14 de set de 2018

Golpistas vão tentar melar a eleição

Banqueiro Guedes embala Bolsonaro e Alckmin é um walking dead!


O Conversa Afiada publica artigo sereno (sempre!) de seu exclusivo colUnista Joaquim Xavier:

Deu tudo errado para a quadrilha judiciário-parlamentar-militar-midiática. Dois anos depois do golpe para afastar de vez qualquer futuro progressista para o país, o grande capital e seus asseclas estão nus. Nem sequer conseguem um nome que tenha chance real de chegar ao segundo turno. O Brasil vive uma situação em que o momento decisivo do pleito pode virar uma disputa apenas entre candidatos adversários de Temer e seus bandoleiros.

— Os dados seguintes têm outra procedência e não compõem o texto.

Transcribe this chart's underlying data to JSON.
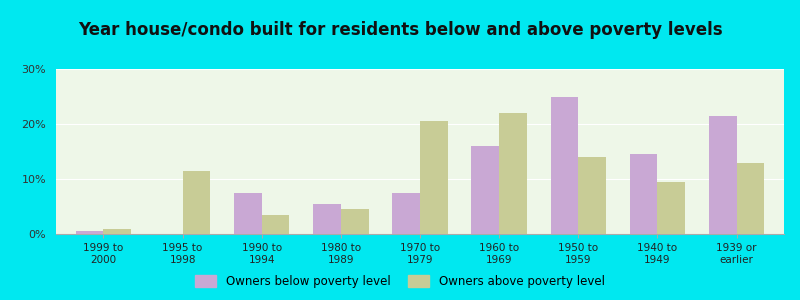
{
  "title": "Year house/condo built for residents below and above poverty levels",
  "categories": [
    "1999 to\n2000",
    "1995 to\n1998",
    "1990 to\n1994",
    "1980 to\n1989",
    "1970 to\n1979",
    "1960 to\n1969",
    "1950 to\n1959",
    "1940 to\n1949",
    "1939 or\nearlier"
  ],
  "below_poverty": [
    0.5,
    0.0,
    7.5,
    5.5,
    7.5,
    16.0,
    25.0,
    14.5,
    21.5
  ],
  "above_poverty": [
    1.0,
    11.5,
    3.5,
    4.5,
    20.5,
    22.0,
    14.0,
    9.5,
    13.0
  ],
  "below_color": "#c9a8d4",
  "above_color": "#c8cc96",
  "background_outer": "#00e8f0",
  "background_inner_top": "#e8f5e0",
  "background_inner_bottom": "#ffffff",
  "ylim": [
    0,
    30
  ],
  "yticks": [
    0,
    10,
    20,
    30
  ],
  "ytick_labels": [
    "0%",
    "10%",
    "20%",
    "30%"
  ],
  "legend_below": "Owners below poverty level",
  "legend_above": "Owners above poverty level",
  "title_fontsize": 12,
  "bar_width": 0.35
}
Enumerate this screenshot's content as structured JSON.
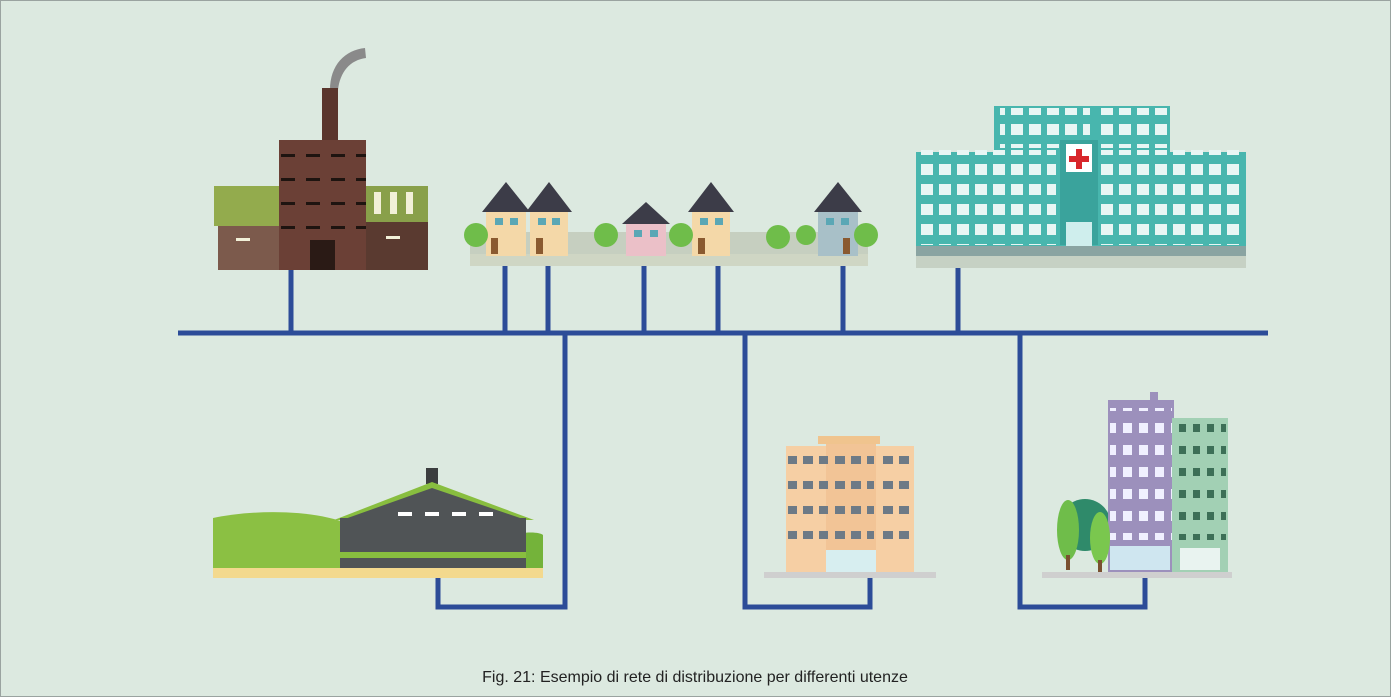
{
  "caption": "Fig. 21: Esempio di rete di distribuzione per differenti utenze"
}
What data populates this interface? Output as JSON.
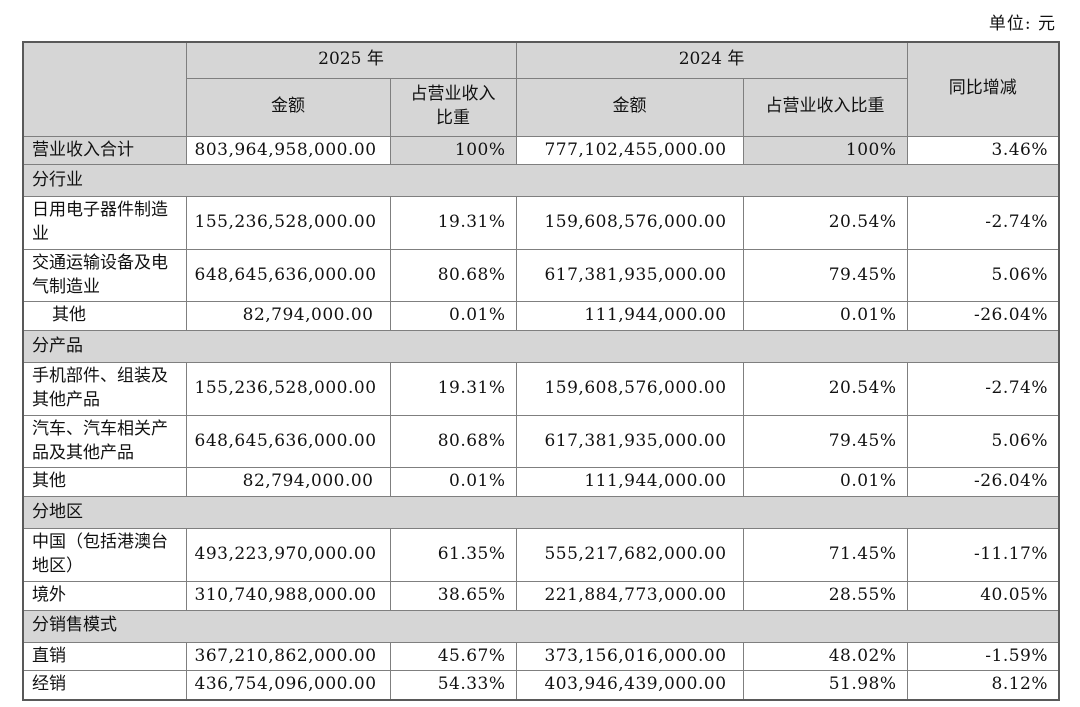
{
  "unit_label": "单位: 元",
  "table": {
    "header": {
      "year_2025": "2025 年",
      "year_2024": "2024 年",
      "amount": "金额",
      "proportion": "占营业收入比重",
      "yoy": "同比增减"
    },
    "rows": [
      {
        "type": "data",
        "highlight": true,
        "label": "营业收入合计",
        "amount_2025": "803,964,958,000.00",
        "proportion_2025": "100%",
        "amount_2024": "777,102,455,000.00",
        "proportion_2024": "100%",
        "yoy": "3.46%"
      },
      {
        "type": "section",
        "label": "分行业"
      },
      {
        "type": "data",
        "label": "日用电子器件制造业",
        "amount_2025": "155,236,528,000.00",
        "proportion_2025": "19.31%",
        "amount_2024": "159,608,576,000.00",
        "proportion_2024": "20.54%",
        "yoy": "-2.74%"
      },
      {
        "type": "data",
        "label": "交通运输设备及电气制造业",
        "amount_2025": "648,645,636,000.00",
        "proportion_2025": "80.68%",
        "amount_2024": "617,381,935,000.00",
        "proportion_2024": "79.45%",
        "yoy": "5.06%"
      },
      {
        "type": "data",
        "indent": true,
        "label": "其他",
        "amount_2025": "82,794,000.00",
        "proportion_2025": "0.01%",
        "amount_2024": "111,944,000.00",
        "proportion_2024": "0.01%",
        "yoy": "-26.04%"
      },
      {
        "type": "section",
        "label": "分产品"
      },
      {
        "type": "data",
        "label": "手机部件、组装及其他产品",
        "amount_2025": "155,236,528,000.00",
        "proportion_2025": "19.31%",
        "amount_2024": "159,608,576,000.00",
        "proportion_2024": "20.54%",
        "yoy": "-2.74%"
      },
      {
        "type": "data",
        "label": "汽车、汽车相关产品及其他产品",
        "amount_2025": "648,645,636,000.00",
        "proportion_2025": "80.68%",
        "amount_2024": "617,381,935,000.00",
        "proportion_2024": "79.45%",
        "yoy": "5.06%"
      },
      {
        "type": "data",
        "label": "其他",
        "amount_2025": "82,794,000.00",
        "proportion_2025": "0.01%",
        "amount_2024": "111,944,000.00",
        "proportion_2024": "0.01%",
        "yoy": "-26.04%"
      },
      {
        "type": "section",
        "label": "分地区"
      },
      {
        "type": "data",
        "label": "中国（包括港澳台地区）",
        "amount_2025": "493,223,970,000.00",
        "proportion_2025": "61.35%",
        "amount_2024": "555,217,682,000.00",
        "proportion_2024": "71.45%",
        "yoy": "-11.17%"
      },
      {
        "type": "data",
        "label": "境外",
        "amount_2025": "310,740,988,000.00",
        "proportion_2025": "38.65%",
        "amount_2024": "221,884,773,000.00",
        "proportion_2024": "28.55%",
        "yoy": "40.05%"
      },
      {
        "type": "section",
        "label": "分销售模式"
      },
      {
        "type": "data",
        "label": "直销",
        "amount_2025": "367,210,862,000.00",
        "proportion_2025": "45.67%",
        "amount_2024": "373,156,016,000.00",
        "proportion_2024": "48.02%",
        "yoy": "-1.59%"
      },
      {
        "type": "data",
        "label": "经销",
        "amount_2025": "436,754,096,000.00",
        "proportion_2025": "54.33%",
        "amount_2024": "403,946,439,000.00",
        "proportion_2024": "51.98%",
        "yoy": "8.12%"
      }
    ]
  }
}
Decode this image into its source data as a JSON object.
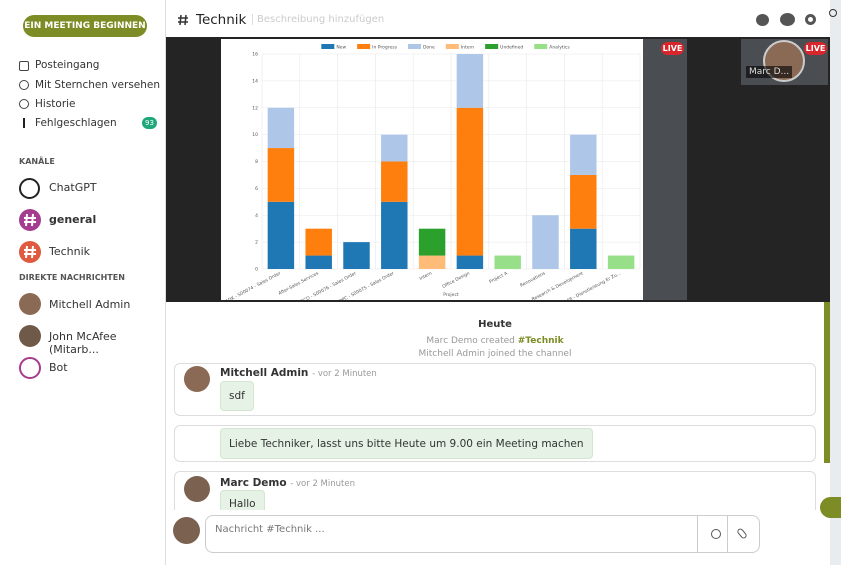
{
  "sidebar": {
    "start_meeting": "EIN MEETING BEGINNEN",
    "nav": [
      {
        "label": "Posteingang"
      },
      {
        "label": "Mit Sternchen versehen"
      },
      {
        "label": "Historie"
      },
      {
        "label": "Fehlgeschlagen",
        "badge": 93
      }
    ],
    "channels_title": "KANÄLE",
    "channels": [
      "ChatGPT",
      "general",
      "Technik"
    ],
    "dm_title": "DIREKTE NACHRICHTEN",
    "dms": [
      "Mitchell Admin",
      "John McAfee (Mitarb...",
      "Bot"
    ]
  },
  "header": {
    "title": "Technik",
    "description": "Beschreibung hinzufügen"
  },
  "call": {
    "live": [
      "LIVE",
      "LIVE"
    ],
    "participant": "Marc D..."
  },
  "thread": {
    "day": "Heute",
    "notifications": [
      {
        "text": "Marc Demo created",
        "link": "#Technik"
      },
      {
        "text": "Mitchell Admin joined the channel"
      }
    ],
    "messages": [
      {
        "author": "Mitchell Admin",
        "time": "- vor 2 Minuten",
        "body": "sdf"
      },
      {
        "body": "Liebe Techniker, lasst uns bitte Heute um 9.00 ein Meeting machen"
      },
      {
        "author": "Marc Demo",
        "time": "- vor 2 Minuten",
        "body": "Hallo"
      }
    ]
  },
  "composer": {
    "placeholder": "Nachricht #Technik ..."
  },
  "chart_data": {
    "type": "bar",
    "stacked": true,
    "x_label": "Project",
    "categories": [
      "ADK - S00074 - Sales Order",
      "After-Sales Services",
      "DECO - S00076 - Sales Order",
      "DPC - S00075 - Sales Order",
      "Intern",
      "Office Design",
      "Project A",
      "Renovations",
      "Research & Development",
      "S00068 - Dienstleistung Er Zu..."
    ],
    "series": [
      {
        "name": "New",
        "color": "#1f77b4",
        "values": [
          5,
          1,
          2,
          5,
          null,
          1,
          null,
          null,
          3,
          null
        ]
      },
      {
        "name": "In Progress",
        "color": "#ff7f0e",
        "values": [
          4,
          2,
          null,
          3,
          null,
          11,
          null,
          null,
          4,
          null
        ]
      },
      {
        "name": "Done",
        "color": "#aec7e8",
        "values": [
          3,
          null,
          null,
          2,
          null,
          4,
          null,
          4,
          3,
          null
        ]
      },
      {
        "name": "Intern",
        "color": "#ffbb78",
        "values": [
          null,
          null,
          null,
          null,
          1,
          null,
          null,
          null,
          null,
          null
        ]
      },
      {
        "name": "Undefined",
        "color": "#2ca02c",
        "values": [
          null,
          null,
          null,
          null,
          2,
          null,
          null,
          null,
          null,
          null
        ]
      },
      {
        "name": "Analytics",
        "color": "#98df8a",
        "values": [
          null,
          null,
          null,
          null,
          null,
          null,
          1,
          null,
          null,
          1
        ]
      }
    ],
    "ylim": [
      0,
      16
    ],
    "yticks": [
      0,
      2,
      4,
      6,
      8,
      10,
      12,
      14,
      16
    ],
    "grid": true
  }
}
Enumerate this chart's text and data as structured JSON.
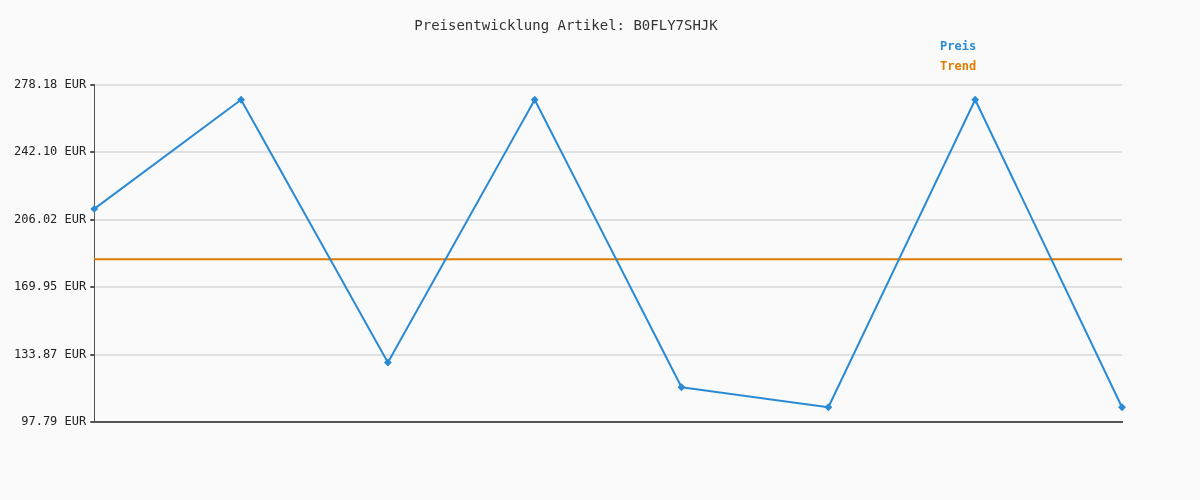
{
  "chart_data": {
    "type": "line",
    "title": "Preisentwicklung Artikel: B0FLY7SHJK",
    "categories": [
      null,
      null,
      null,
      null,
      null,
      null,
      null,
      null
    ],
    "series": [
      {
        "name": "Preis",
        "color": "#2a8ad4",
        "marker": "diamond",
        "values": [
          211.8,
          270.2,
          129.6,
          270.2,
          116.4,
          105.7,
          270.2,
          105.7
        ]
      },
      {
        "name": "Trend",
        "color": "#e07b00",
        "marker": "none",
        "values": [
          184.8,
          184.8,
          184.8,
          184.8,
          184.8,
          184.8,
          184.8,
          184.8
        ]
      }
    ],
    "ylim": [
      97.79,
      278.18
    ],
    "yticks": [
      {
        "value": 97.79,
        "label": "97.79 EUR"
      },
      {
        "value": 133.87,
        "label": "133.87 EUR"
      },
      {
        "value": 169.95,
        "label": "169.95 EUR"
      },
      {
        "value": 206.02,
        "label": "206.02 EUR"
      },
      {
        "value": 242.1,
        "label": "242.10 EUR"
      },
      {
        "value": 278.18,
        "label": "278.18 EUR"
      }
    ],
    "grid": "y",
    "legend": "top right",
    "line_style": "solid"
  }
}
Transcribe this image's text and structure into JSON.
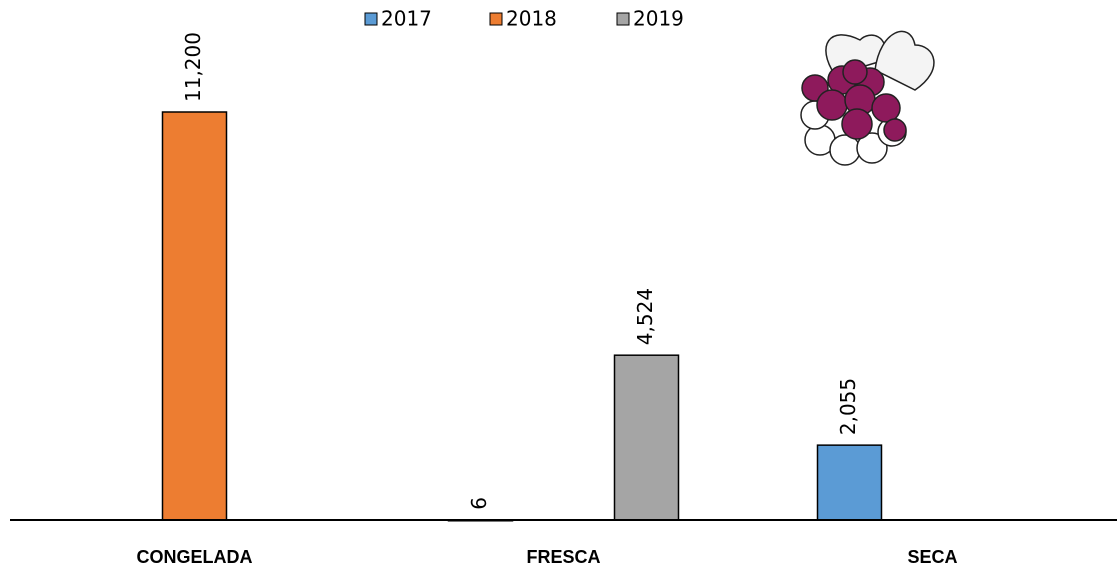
{
  "chart_data": {
    "type": "bar",
    "categories": [
      "CONGELADA",
      "FRESCA",
      "SECA"
    ],
    "series": [
      {
        "name": "2017",
        "color": "#5b9bd5",
        "values": [
          null,
          6,
          2055
        ],
        "value_labels": [
          null,
          "6",
          "2,055"
        ]
      },
      {
        "name": "2018",
        "color": "#ed7d31",
        "values": [
          11200,
          null,
          null
        ],
        "value_labels": [
          "11,200",
          null,
          null
        ]
      },
      {
        "name": "2019",
        "color": "#a5a5a5",
        "values": [
          null,
          4524,
          null
        ],
        "value_labels": [
          null,
          "4,524",
          null
        ]
      }
    ],
    "ylim": [
      0,
      14000
    ],
    "legend": "top"
  }
}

Jair Bolsonaro, na falta de alguém com um mínimo de civilidade próximo ao ideário conservador, vinha se transformando em tábua de salvação da direita. Colunistas da mídia apodrecida, aqui e ali, começaram a ver no capitão algo não tão ruim assim. Passaram a vender a ideia de que Bolsonaro não é exatamente Bolsonaro.

Na verdade, ele seria apenas a embalagem histérica e reacionária do banqueiro Paulo Guedes, a muleta econômica do milico disposta a privatizar até o Palácio do Planalto. Este, sim, seria o cérebro (?) do brutamontes saudoso das torturas, mortes e atrocidades do regime militar. Claro que a história não colou. Principalmente quando o vice do militar é um general capaz de envergonhar até ditadores como Augusto Pinochet.

Para a desgraça desta turma estelionatária que pensara ter eliminado o PT e o desejo de o país recuperar sua soberania, reduzir as desigualdades e resgatar a dignidade do povo, Bolsonaro foi alvejado. Nada a favor do tresloucado que cometeu o ataque. Mas aconteceu.

Lembre-se apenas que, para citar uns poucos exemplos, os ataques a caravanas do PT, o assassinato da vereadora Marielle, do PSOL, do motorista Anderson - que completa hoje, 14/IX, seis meses - e sobretudo a prisão truculenta de Lula sempre foram tratados com desdém pela máfia que pilhou o Brasil. Atitude que conferiu salvo conduto a violências avessas à democracia e ao debate político. Deu no que deu.

O fato: hoje a direita percebe que, pelas poucas vias institucionais formais, ela já está derrotada. Bolsonaro está fora de combate, seja qual for seu estado real – boletins médicos parecem tão verídicos quanto os que asseguravam a excelente saúde de Tancredo Neves. Para o bem ou para o mal.

Geraldo Alckmin é um walking dead. João Doria em São Paulo corre o risco de perder para um corretor de galpões fantasiado de industrial. Henrique Meirelles, João Amoedo, Alvaro Dias e mesmo Marina Silva equivalem àqueles personagens contratados a esmo para fazer figuração em programas ou novelas de TV.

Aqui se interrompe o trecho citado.